In browsing AR4 chapter 3, I encountered something that seems very strange in Table 3.2 which reports trends and trend significance for a variety of prominent temperature series (HAdCRU, HadSST, CRUTem). The caption states:
The Durbin Watson D-statistic (not shown) for the residuals, after allowing for first-order serial correlation, never indicates significant positive serial correlation.
The Durbin-Watson test is a test for first-order serial correlation. So what exactly does it mean to say that the a test on the residuals, after allowing for first-order serial correlation, does not indicate first-order serial correlation? I have no idea. I asked a few statisticians and they had no idea either. I’ve corresponded with both Phil Jones and David Parker about this, trying to ascertain both what was involved in this test and to identify a statistical authority for this test. I have been unable to locate any statistical reference for this use of the Durbin-Watson test and no reference has turned up in my correspondence to date. (My own experiments – based on guesswork as to what they did – indicate that this sort of test would be ineffective against a random walk.)
The insertion of this comment about the Durbin-Watson test, if you track back through the First Draft, First Draft Comments, Second Draft and Second Draft Comments was primarily in response to a comment by Ross McKitrick about the calculation of trend significance, referring to Cohn and Lins 2005. The DW test “after allowing for serial correlation” was inserted by IPCC authors as a supposed rebuttal to this comment (without providing a citation for the methodology). I’m still in the process of trying to ascertain exactly what was done and whether it does what it was supposed to do, but the trail is somewhat interesting in itself.

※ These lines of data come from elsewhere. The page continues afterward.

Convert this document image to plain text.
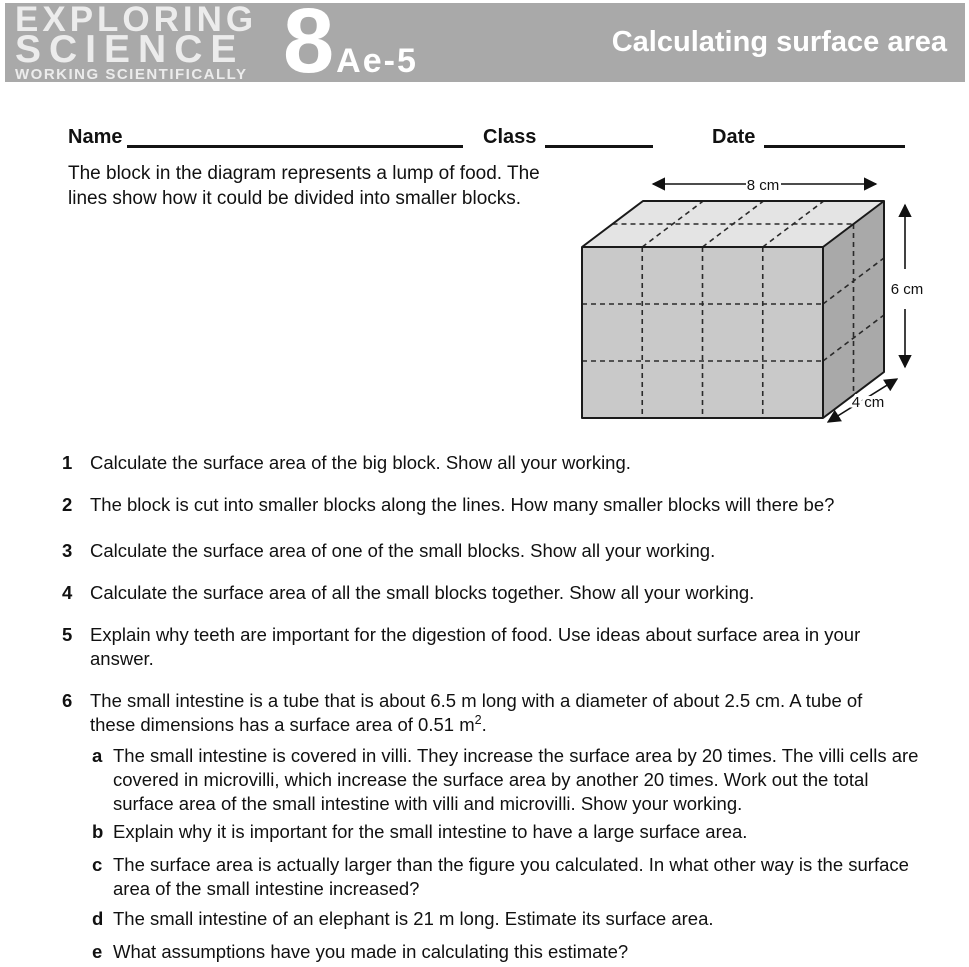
EXPLORING
SCIENCE
WORKING SCIENTIFICALLY 8Ae-5	Calculating surface area
Name	Class	Date
The block in the diagram represents a lump of food. The lines show how it could be divided into smaller blocks.
8 cm
6 cm
4 cm
1 Calculate the surface area of the big block. Show all your working.
2 The block is cut into smaller blocks along the lines. How many smaller blocks will there be?
3 Calculate the surface area of one of the small blocks. Show all your working.
4 Calculate the surface area of all the small blocks together. Show all your working.
5 Explain why teeth are important for the digestion of food. Use ideas about surface area in your answer.
6 The small intestine is a tube that is about 6.5 m long with a diameter of about 2.5 cm. A tube of these dimensions has a surface area of 0.51 $m^2$.
a The small intestine is covered in villi. They increase the surface area by 20 times. The villi cells are covered in microvilli, which increase the surface area by another 20 times. Work out the total surface area of the small intestine with villi and microvilli. Show your working.
b Explain why it is important for the small intestine to have a large surface area.
c The surface area is actually larger than the figure you calculated. In what other way is the surface area of the small intestine increased?
d The small intestine of an elephant is 21 m long. Estimate its surface area.
e What assumptions have you made in calculating this estimate?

Once again, the caption to Table 3.2 says:
Trends with 5 to 95% confidence intervals and levels of significance (bold: <1%; italic, 1—5%) were estimated by Restricted Maximum Likelihood (REML; see Appendix 3.A), which allows for serial correlation (first order autoregression AR1) in the residuals of the data about the linear trend. The Durbin Watson D-statistic (not shown) for the residuals, after allowing for first-order serial correlation, never indicates significant positive serial correlation.
Appendix 3.A doesn’t add much to this, other than providing a reference (Diggle et al 1999):
The linear trends are estimated by Restricted Maximum Likelihood regression (REML, Diggle et al., 1999), and the estimates of statistical significance assume that the terms have serially uncorrelated errors and that the residuals have an AR1 structure. … The error bars on the trends, shown as 5 to 95% ranges, are wider and more realistic than those provided by the standard ordinary least squares technique. If, for example, a century long series has multi-decadal variability as well as a trend, the deviations from the fitted linear trend will be autocorrelated. This will cause the REML technique to widen the error bars, reflecting the greater difficulty in distinguishing a trend when it is superimposed on other long-term variations and the sensitivity of estimated trends to the period of analysis in such circumstances. Clearly, however, even the REML technique cannot widen its error estimates to take account of variations outside the sample period of record.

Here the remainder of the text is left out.